It’s that time of year again when worlds collide.
I am from West Virginia, where college football fans are pretty darn adamant about what they will be doing on Saturday afternoon. I have also lived in Texas, where NCAA football is the state obsession. Now I live in Oklahoma where the sport can best be described as a sickness. I love sports as well, but I am not going to schedule my weekend around kickoff times. First pitch maybe.
The problem with college and NFL pre-season football is this….IT IS STILL BASEBALL SEASON! In fact one could argue this is the most interesting time of the hardball season, where pennant races are heating up. Bowl games are still 3 months away. Baseball gets the same treatment in September that Thanksgiving gets in November. People are so overwhelmed by the bombardment of Christmas advertising and hype that Turkey Day is nearly forgotten. Well, respect the Turkey….and respect the horsehide.

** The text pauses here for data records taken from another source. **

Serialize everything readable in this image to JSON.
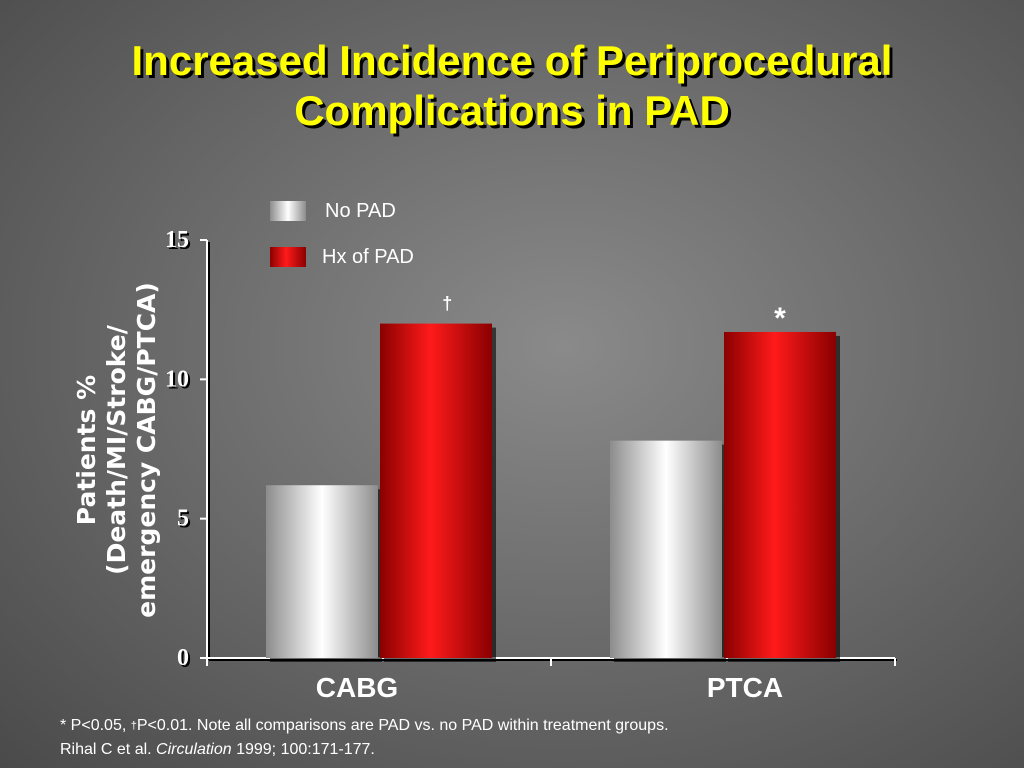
{
  "title_line1": "Increased Incidence of Periprocedural",
  "title_line2": "Complications in PAD",
  "footnote": {
    "star": "*",
    "part1": " P<0.05, ",
    "dagger": "†",
    "part2": "P<0.01. Note all comparisons are PAD vs. no PAD within treatment groups.",
    "citation_pre": "Rihal C et al. ",
    "citation_journal": "Circulation",
    "citation_post": " 1999; 100:171-177."
  },
  "colors": {
    "no_pad": "#ffffff",
    "hx_pad": "#ff1a1a",
    "title": "#ffff00"
  },
  "chart_data": {
    "type": "bar",
    "categories": [
      "CABG",
      "PTCA"
    ],
    "series": [
      {
        "name": "No PAD",
        "values": [
          6.2,
          7.8
        ]
      },
      {
        "name": "Hx of PAD",
        "values": [
          12.0,
          11.7
        ]
      }
    ],
    "ylabel_lines": [
      "Patients %",
      "(Death/MI/Stroke/",
      "emergency CABG/PTCA)"
    ],
    "yticks": [
      0,
      5,
      10,
      15
    ],
    "ylim": [
      0,
      15
    ],
    "annotations": [
      {
        "category": "CABG",
        "series": "Hx of PAD",
        "text": "†"
      },
      {
        "category": "PTCA",
        "series": "Hx of PAD",
        "text": "*"
      }
    ],
    "legend_position": "top-left",
    "grid": false
  }
}
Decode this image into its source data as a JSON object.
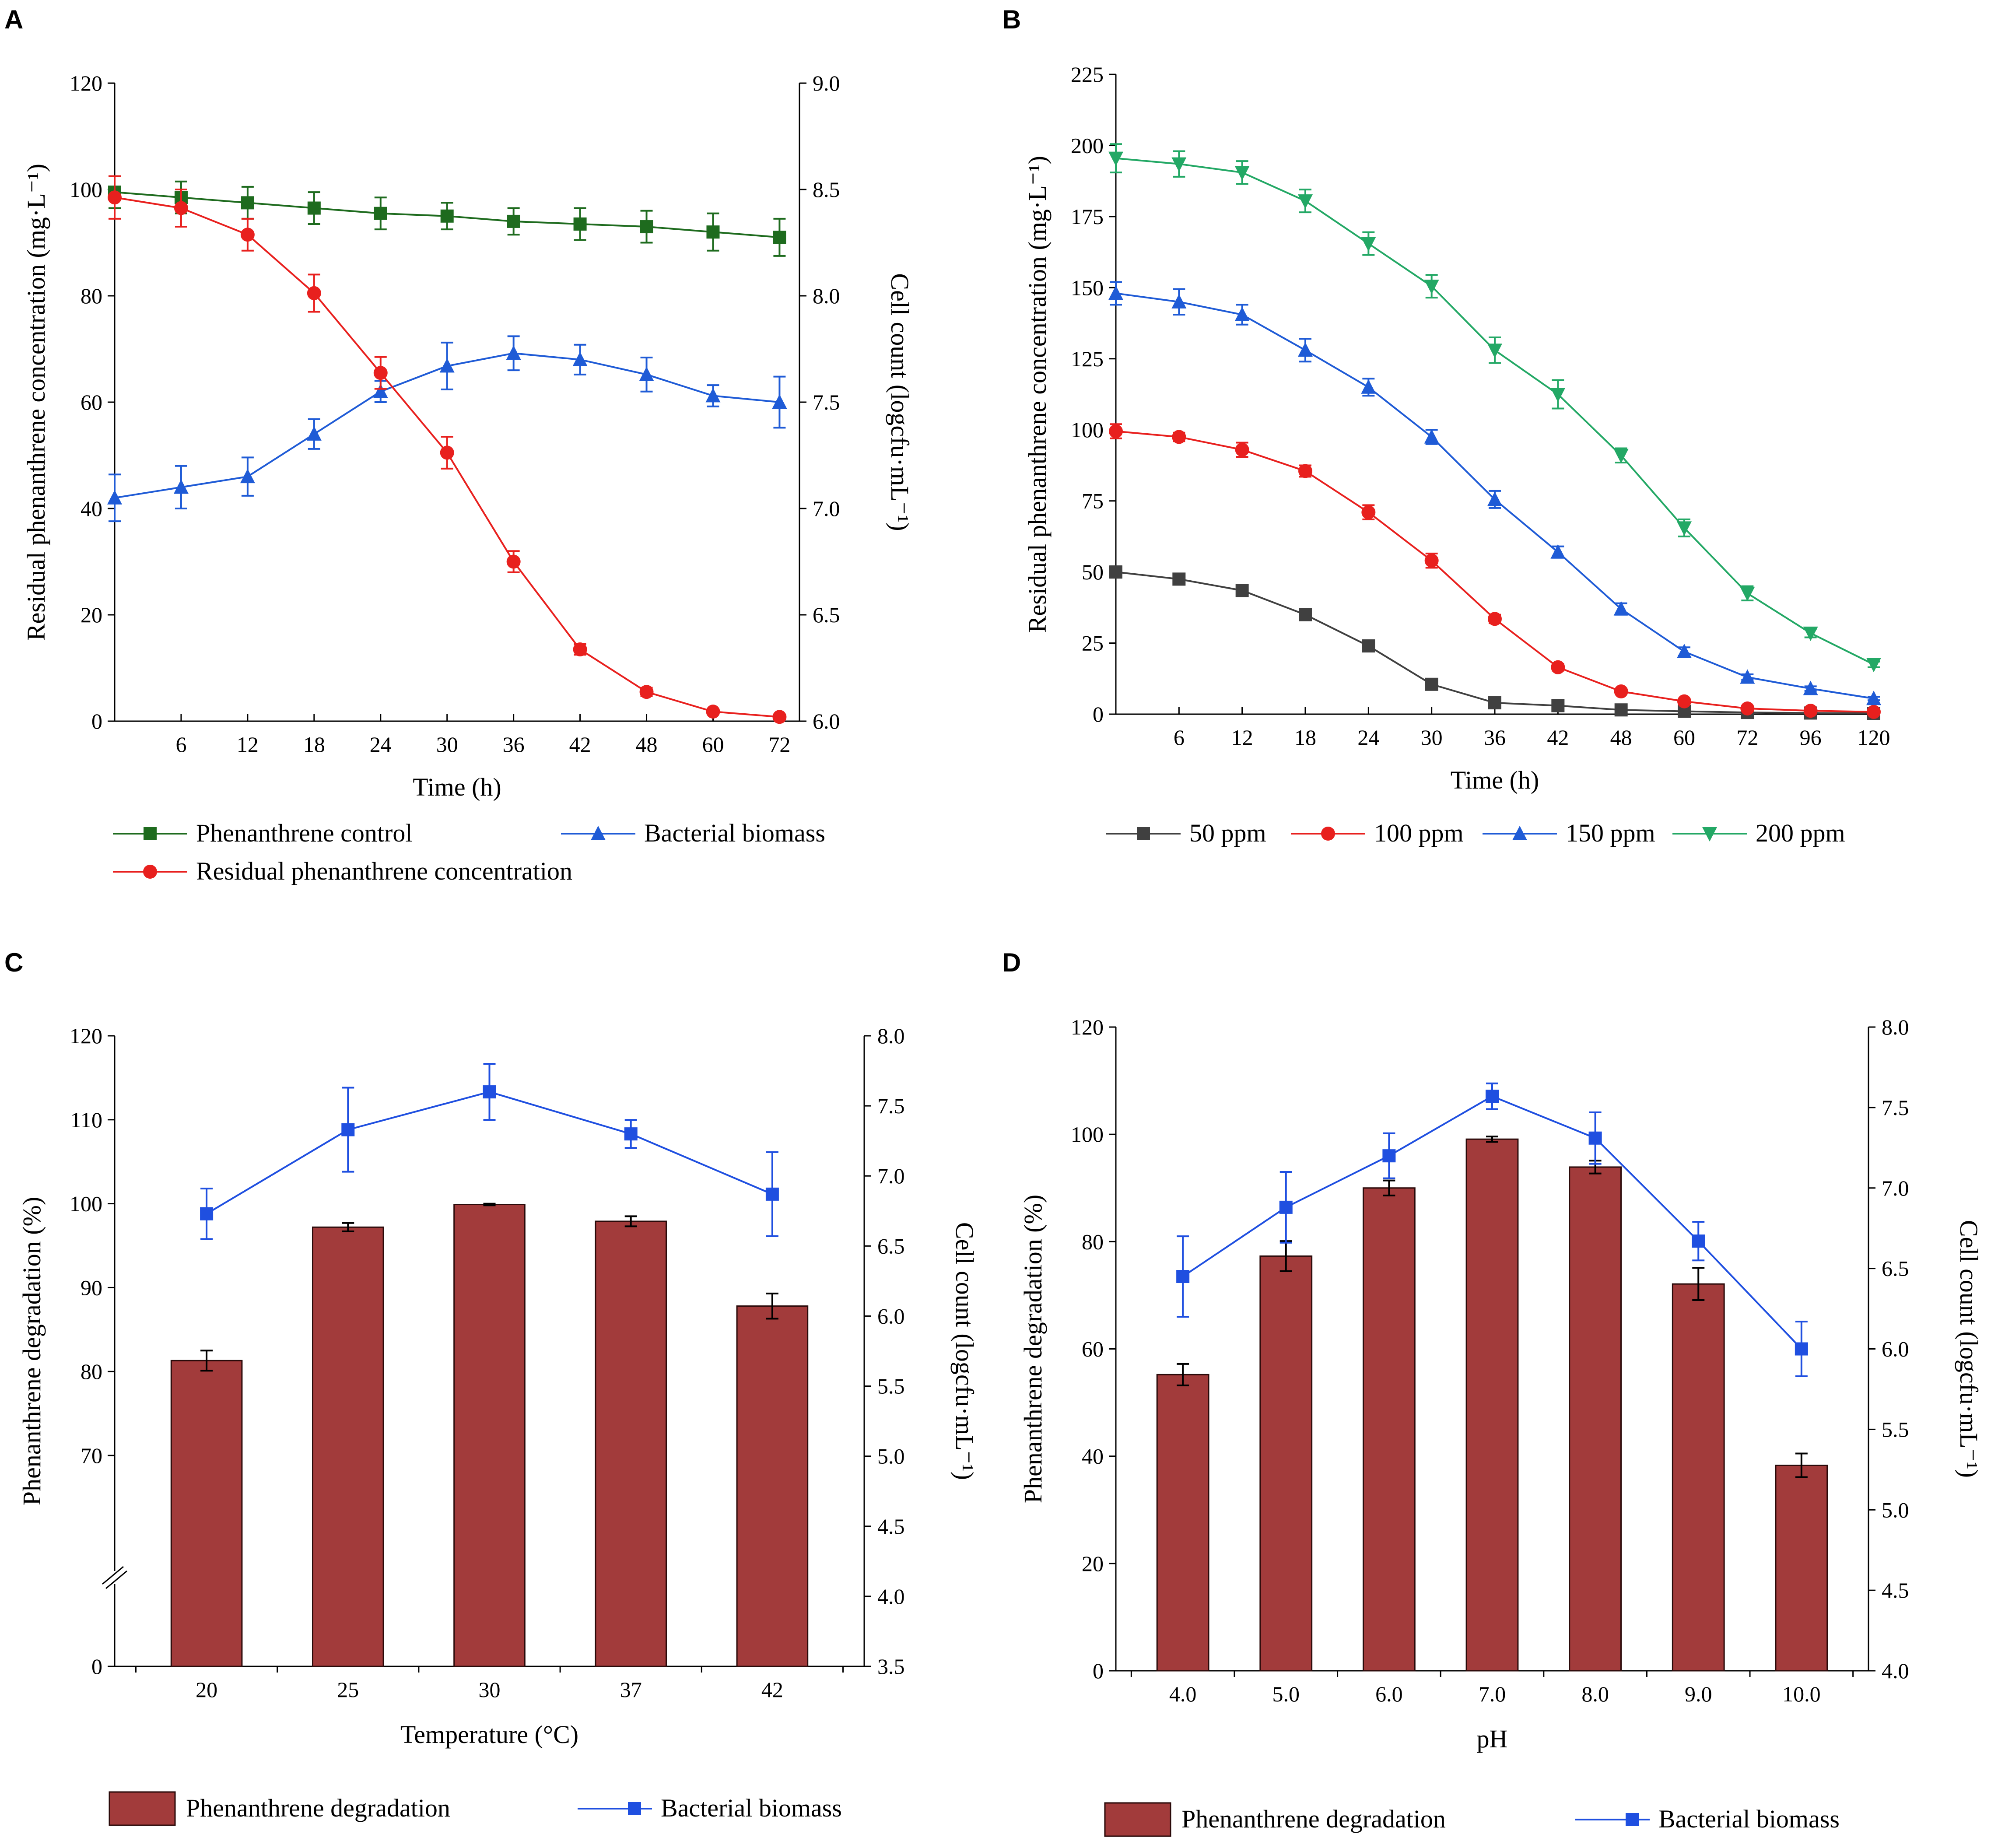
{
  "figure": {
    "panels": [
      "A",
      "B",
      "C",
      "D"
    ]
  },
  "colors": {
    "green": "#1e6b1e",
    "red": "#e8201e",
    "blue": "#1f5bd6",
    "black": "#404040",
    "teal": "#23a865",
    "bar_fill": "#a23b3b",
    "bar_edge": "#2a0a0a",
    "biomass_blue": "#1f4fe0"
  },
  "chart_data": [
    {
      "id": "A",
      "type": "line",
      "xlabel": "Time (h)",
      "ylabel_left": "Residual phenanthrene concentration (mg·L⁻¹)",
      "ylabel_right": "Cell count (logcfu·mL⁻¹)",
      "x_ticks": [
        "6",
        "12",
        "18",
        "24",
        "30",
        "36",
        "42",
        "48",
        "60",
        "72"
      ],
      "x_positions": [
        0,
        1,
        2,
        3,
        4,
        5,
        6,
        7,
        8,
        9,
        10
      ],
      "xlim": [
        0,
        10.3
      ],
      "ylim_left": [
        0,
        120
      ],
      "yticks_left": [
        0,
        20,
        40,
        60,
        80,
        100,
        120
      ],
      "ylim_right": [
        6.0,
        9.0
      ],
      "yticks_right": [
        "6.0",
        "6.5",
        "7.0",
        "7.5",
        "8.0",
        "8.5",
        "9.0"
      ],
      "series": [
        {
          "name": "Phenanthrene control",
          "axis": "left",
          "marker": "square",
          "color": "green",
          "values": [
            99.5,
            98.5,
            97.5,
            96.5,
            95.5,
            95,
            94,
            93.5,
            93,
            92,
            91
          ],
          "errors": [
            3,
            3,
            3,
            3,
            3,
            2.5,
            2.5,
            3,
            3,
            3.5,
            3.5
          ]
        },
        {
          "name": "Bacterial biomass",
          "axis": "right",
          "marker": "triangle",
          "color": "blue",
          "values": [
            7.05,
            7.1,
            7.15,
            7.35,
            7.55,
            7.67,
            7.73,
            7.7,
            7.63,
            7.53,
            7.5
          ],
          "errors": [
            0.11,
            0.1,
            0.09,
            0.07,
            0.05,
            0.11,
            0.08,
            0.07,
            0.08,
            0.05,
            0.12
          ]
        },
        {
          "name": "Residual phenanthrene concentration",
          "axis": "left",
          "marker": "circle",
          "color": "red",
          "values": [
            98.5,
            96.5,
            91.5,
            80.5,
            65.5,
            50.5,
            30,
            13.5,
            5.5,
            1.8,
            0.8
          ],
          "errors": [
            4,
            3.5,
            3,
            3.5,
            3,
            3,
            2,
            1,
            0.8,
            0.5,
            0.4
          ]
        }
      ],
      "legend_order": [
        "Phenanthrene control",
        "Bacterial biomass",
        "Residual phenanthrene concentration"
      ]
    },
    {
      "id": "B",
      "type": "line",
      "xlabel": "Time (h)",
      "ylabel_left": "Residual phenanthrene concentration (mg·L⁻¹)",
      "x_ticks": [
        "6",
        "12",
        "18",
        "24",
        "30",
        "36",
        "42",
        "48",
        "60",
        "72",
        "96",
        "120"
      ],
      "x_positions": [
        0,
        1,
        2,
        3,
        4,
        5,
        6,
        7,
        8,
        9,
        10,
        11,
        12
      ],
      "xlim": [
        0,
        12
      ],
      "ylim_left": [
        0,
        225
      ],
      "yticks_left": [
        0,
        25,
        50,
        75,
        100,
        125,
        150,
        175,
        200,
        225
      ],
      "series": [
        {
          "name": "50 ppm",
          "marker": "square",
          "color": "black",
          "values": [
            50,
            47.5,
            43.5,
            35,
            24,
            10.5,
            4,
            3,
            1.5,
            1,
            0.6,
            0.4,
            0.3
          ],
          "errors": [
            2,
            1.5,
            1.5,
            1.2,
            1.2,
            1,
            0.8,
            0.6,
            0.4,
            0.3,
            0.2,
            0.2,
            0.2
          ]
        },
        {
          "name": "100 ppm",
          "marker": "circle",
          "color": "red",
          "values": [
            99.5,
            97.5,
            93,
            85.5,
            71,
            54,
            33.5,
            16.5,
            8,
            4.5,
            2,
            1.2,
            0.8
          ],
          "errors": [
            2.5,
            1.5,
            2.5,
            2,
            2.5,
            2.5,
            1.5,
            1.2,
            1,
            0.6,
            0.4,
            0.3,
            0.2
          ]
        },
        {
          "name": "150 ppm",
          "marker": "triangle",
          "color": "blue",
          "values": [
            148,
            145,
            140.5,
            128,
            115,
            97.5,
            75.5,
            57,
            37,
            22,
            13,
            9,
            5.5
          ],
          "errors": [
            4,
            4.5,
            3.5,
            4,
            3,
            2.5,
            3,
            2,
            2,
            1.5,
            1,
            0.8,
            0.6
          ]
        },
        {
          "name": "200 ppm",
          "marker": "triangle-down",
          "color": "teal",
          "values": [
            195.5,
            193.5,
            190.5,
            180.5,
            165.5,
            150.5,
            128,
            112.5,
            91,
            65.5,
            42.5,
            28.5,
            17.5
          ],
          "errors": [
            5,
            4.5,
            4,
            4,
            4,
            4,
            4.5,
            5,
            2.5,
            3,
            2.5,
            1.5,
            1
          ]
        }
      ],
      "legend_order": [
        "50 ppm",
        "100 ppm",
        "150 ppm",
        "200 ppm"
      ]
    },
    {
      "id": "C",
      "type": "bar+line",
      "xlabel": "Temperature (°C)",
      "ylabel_left": "Phenanthrene degradation (%)",
      "ylabel_right": "Cell count (logcfu·mL⁻¹)",
      "categories": [
        "20",
        "25",
        "30",
        "37",
        "42"
      ],
      "yticks_left": [
        "0",
        "70",
        "80",
        "90",
        "100",
        "110",
        "120"
      ],
      "ylim_left_broken": [
        60,
        120
      ],
      "ylim_right": [
        3.5,
        8.0
      ],
      "yticks_right": [
        "3.5",
        "4.0",
        "4.5",
        "5.0",
        "5.5",
        "6.0",
        "6.5",
        "7.0",
        "7.5",
        "8.0"
      ],
      "series": [
        {
          "name": "Phenanthrene degradation",
          "kind": "bar",
          "axis": "left",
          "values": [
            81.3,
            97.2,
            99.9,
            97.9,
            87.8
          ],
          "errors": [
            1.2,
            0.5,
            0.1,
            0.6,
            1.5
          ]
        },
        {
          "name": "Bacterial biomass",
          "kind": "line",
          "axis": "right",
          "values": [
            6.73,
            7.33,
            7.6,
            7.3,
            6.87
          ],
          "errors": [
            0.18,
            0.3,
            0.2,
            0.1,
            0.3
          ]
        }
      ],
      "legend_order": [
        "Phenanthrene degradation",
        "Bacterial biomass"
      ]
    },
    {
      "id": "D",
      "type": "bar+line",
      "xlabel": "pH",
      "ylabel_left": "Phenanthrene degradation (%)",
      "ylabel_right": "Cell count (logcfu·mL⁻¹)",
      "categories": [
        "4.0",
        "5.0",
        "6.0",
        "7.0",
        "8.0",
        "9.0",
        "10.0"
      ],
      "ylim_left": [
        0,
        120
      ],
      "yticks_left": [
        "0",
        "20",
        "40",
        "60",
        "80",
        "100",
        "120"
      ],
      "ylim_right": [
        4.0,
        8.0
      ],
      "yticks_right": [
        "4.0",
        "4.5",
        "5.0",
        "5.5",
        "6.0",
        "6.5",
        "7.0",
        "7.5",
        "8.0"
      ],
      "series": [
        {
          "name": "Phenanthrene degradation",
          "kind": "bar",
          "axis": "left",
          "values": [
            55.2,
            77.3,
            90,
            99.1,
            93.9,
            72.1,
            38.3
          ],
          "errors": [
            2,
            2.8,
            1.4,
            0.5,
            1.2,
            3,
            2.2
          ]
        },
        {
          "name": "Bacterial biomass",
          "kind": "line",
          "axis": "right",
          "values": [
            6.45,
            6.88,
            7.2,
            7.57,
            7.31,
            6.67,
            6.0
          ],
          "errors": [
            0.25,
            0.22,
            0.14,
            0.08,
            0.16,
            0.12,
            0.17
          ]
        }
      ],
      "legend_order": [
        "Phenanthrene degradation",
        "Bacterial biomass"
      ]
    }
  ]
}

I have heard football fans argue that baseball is too long and too boring. Well, it’s not. That is why they call it a thinking person’s game. In fact, the average baseball game is about 10 minutes SHORTER than the average NFL games. AND if you break down the action there are several more minutes of play per 3 hour average game in baseball than football. So don’t give me that too long and too boring crap. Here is a breakdown of NFL action for you:
No to worry though, your intrepid Hot Dog Explorer has a detox plan for you that allows you to enjoy both sports. It’s a 6 step program.
Step 1: Pick either NFL pre-season or NCAA football as your poison of choice for September.
Step 2: On the Saturday or Sunday that you have football free (based on your choice) go to the ballpark (if one is near you) or catch a baseball game on TV.
Step 3: Pick up a pack of Hebrew National franks at your local supermarket.
Step 4: On days you can’t get to a baseball park, grill the HN franks for you and your friends/buds/family. Place on bun with mustard, relish and consume. Extra points if you have the baseball game on the radio WHILE your grill.
Step 5: During the baseball postseason devote 80% of your sports mind to baseball, 20% to football. You can do it.
Step 6: Remember that while hot dogs taste best at the baseball park, they aren’t too bad at the football game either.
And for the love of God, don’t put your Christmas tree up until AFTER December 1. Give the world a break. Lastly, don’t forget that packs of Hebrew National franks make lovely Christmas gifts. Now you know what to get me. Well, that and a pony.